The state of North Carolina has received two consecutive “D” ratings from the National Alliance on Mental Illness — and the UNC system’s mental health services are having to pick up the slack.
In both 2006 and 2009, North Carolina was awarded a “D” for its mental health diagnosis and treatment. In 2009, North Carolina was one of 21 states that received a “D,” the average grade for states.
N.C. Mental Health
- North Carolina received a score of a “D” for its mental health diagnosis and treatment in 2006 and 2009.
- Suicide is the second leading cause of death for college students.
- More than 25 percent of Americans suffer from a diagnosable mental illness each year.
“(North Carolina is) doing a lousy job as a state,” said David Rubinow, chairman of UNC-CH’s psychiatry department.
He said the poor quality of the state’s mental health services has caused people to flock to UNC-system facilities.
UNC’s facilities are open not only to students, but to faculty and the larger community.
“We attempt to meet unrealistic expectations,” he said.
Dan Jones, director of counseling and psychological services at Appalachian State University, said the university’s mental health services struggle with insufficient resources.
ASU has incorporated group therapy into its counseling services to keep up with growing demand, he said.
“Research shows that group therapy is equivocal to individual therapy,” Jones said. “The students help each other. They can relate to others.”
The UNC-system Association of Student Governments is trying to improve mental health services for system students.

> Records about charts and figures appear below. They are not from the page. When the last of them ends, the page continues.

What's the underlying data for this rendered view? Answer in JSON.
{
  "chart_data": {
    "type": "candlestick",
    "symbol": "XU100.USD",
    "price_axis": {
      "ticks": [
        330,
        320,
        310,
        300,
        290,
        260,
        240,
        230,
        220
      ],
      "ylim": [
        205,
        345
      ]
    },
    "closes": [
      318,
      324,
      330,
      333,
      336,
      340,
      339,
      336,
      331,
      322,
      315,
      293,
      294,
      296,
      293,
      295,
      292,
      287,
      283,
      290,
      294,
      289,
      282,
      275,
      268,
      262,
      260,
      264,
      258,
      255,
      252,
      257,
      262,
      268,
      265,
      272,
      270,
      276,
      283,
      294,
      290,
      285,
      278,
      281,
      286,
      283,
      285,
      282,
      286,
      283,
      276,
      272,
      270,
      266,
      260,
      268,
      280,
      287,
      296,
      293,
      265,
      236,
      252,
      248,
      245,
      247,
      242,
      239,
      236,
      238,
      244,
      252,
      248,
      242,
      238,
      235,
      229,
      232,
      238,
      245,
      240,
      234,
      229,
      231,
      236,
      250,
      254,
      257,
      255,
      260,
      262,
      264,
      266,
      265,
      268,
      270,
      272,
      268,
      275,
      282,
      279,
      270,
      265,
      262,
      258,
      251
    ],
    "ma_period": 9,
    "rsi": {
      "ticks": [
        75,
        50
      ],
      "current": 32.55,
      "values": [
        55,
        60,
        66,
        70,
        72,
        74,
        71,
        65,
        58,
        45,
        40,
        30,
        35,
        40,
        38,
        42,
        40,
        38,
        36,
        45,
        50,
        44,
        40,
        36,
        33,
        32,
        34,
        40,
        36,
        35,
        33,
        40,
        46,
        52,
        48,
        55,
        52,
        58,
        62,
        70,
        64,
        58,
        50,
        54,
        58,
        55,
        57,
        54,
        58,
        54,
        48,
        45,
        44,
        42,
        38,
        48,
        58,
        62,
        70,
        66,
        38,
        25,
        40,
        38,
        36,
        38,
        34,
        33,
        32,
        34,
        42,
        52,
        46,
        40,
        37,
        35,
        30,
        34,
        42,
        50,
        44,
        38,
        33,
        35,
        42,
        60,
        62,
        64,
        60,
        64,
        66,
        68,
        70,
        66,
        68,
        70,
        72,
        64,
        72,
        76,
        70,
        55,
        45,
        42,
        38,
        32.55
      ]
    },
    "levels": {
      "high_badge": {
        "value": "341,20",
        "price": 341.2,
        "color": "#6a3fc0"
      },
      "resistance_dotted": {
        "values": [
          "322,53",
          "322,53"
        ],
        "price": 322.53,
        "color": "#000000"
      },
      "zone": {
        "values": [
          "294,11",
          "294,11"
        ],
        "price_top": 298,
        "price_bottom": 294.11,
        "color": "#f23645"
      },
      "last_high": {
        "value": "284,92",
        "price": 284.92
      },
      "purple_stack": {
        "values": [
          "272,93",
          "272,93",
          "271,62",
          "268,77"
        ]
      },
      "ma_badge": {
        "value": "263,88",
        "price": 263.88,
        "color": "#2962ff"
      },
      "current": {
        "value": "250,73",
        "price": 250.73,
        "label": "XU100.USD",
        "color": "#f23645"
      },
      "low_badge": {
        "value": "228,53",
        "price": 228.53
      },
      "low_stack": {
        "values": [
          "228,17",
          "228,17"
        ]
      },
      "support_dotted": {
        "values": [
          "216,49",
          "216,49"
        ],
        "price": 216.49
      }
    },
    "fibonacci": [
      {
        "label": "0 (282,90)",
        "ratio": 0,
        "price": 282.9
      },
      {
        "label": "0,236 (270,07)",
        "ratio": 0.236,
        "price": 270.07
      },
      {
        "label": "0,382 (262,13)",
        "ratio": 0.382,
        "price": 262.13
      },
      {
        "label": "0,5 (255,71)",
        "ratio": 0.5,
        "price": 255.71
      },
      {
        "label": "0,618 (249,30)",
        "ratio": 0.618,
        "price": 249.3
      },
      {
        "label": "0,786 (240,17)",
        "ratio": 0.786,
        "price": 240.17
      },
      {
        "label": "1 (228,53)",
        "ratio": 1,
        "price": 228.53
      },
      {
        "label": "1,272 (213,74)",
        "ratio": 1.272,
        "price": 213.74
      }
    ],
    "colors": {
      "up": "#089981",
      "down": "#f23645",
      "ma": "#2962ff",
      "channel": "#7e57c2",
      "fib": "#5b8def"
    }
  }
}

At its September meeting, the association made plans to sponsor a statewide day of recognition for mental health. ASG also decided to research the current state of mental health services and resources across the UNC system to give recommendations for reform.
John Secrest, the association’s vice president of student affairs, said association members are passionate about their work on a cause that has personal ties to many.
UNC-CH has a number of programs to help students and members of the community who are in need of mental health treatment. Programs exist to aid in substance abuse, depression and eating disorders.
Rubinow said the programs have been successful, but at a large institution such as UNC-CH, even more awareness is important.
“The problem is the perverse stigma that is still associated with mental health,” Rubinow said. “There is this idea that the mind isn’t real and the body is.”
In order to remove such a stigma, Rubinow expressed support for the creation of an initiative, like the one that ASG is working on, to bring awareness to mental health.
“It’s a cause I know I really could get people to rally around,” he said.
Jones, from ASU, said suicide is the second leading cause of death for college students, and the majority of these students never received help.
“We want to get to the student when it is a small problem,” he said.
More than 25 percent of Americans suffer from a diagnosable mental illness each year, Rubinow said.
Jones said he hopes the university’s mental health center will eventually receive more funding and will be able to expand.
“We are doing the best we can, but sometimes we’re just trying to keep our head above water,” Jones said.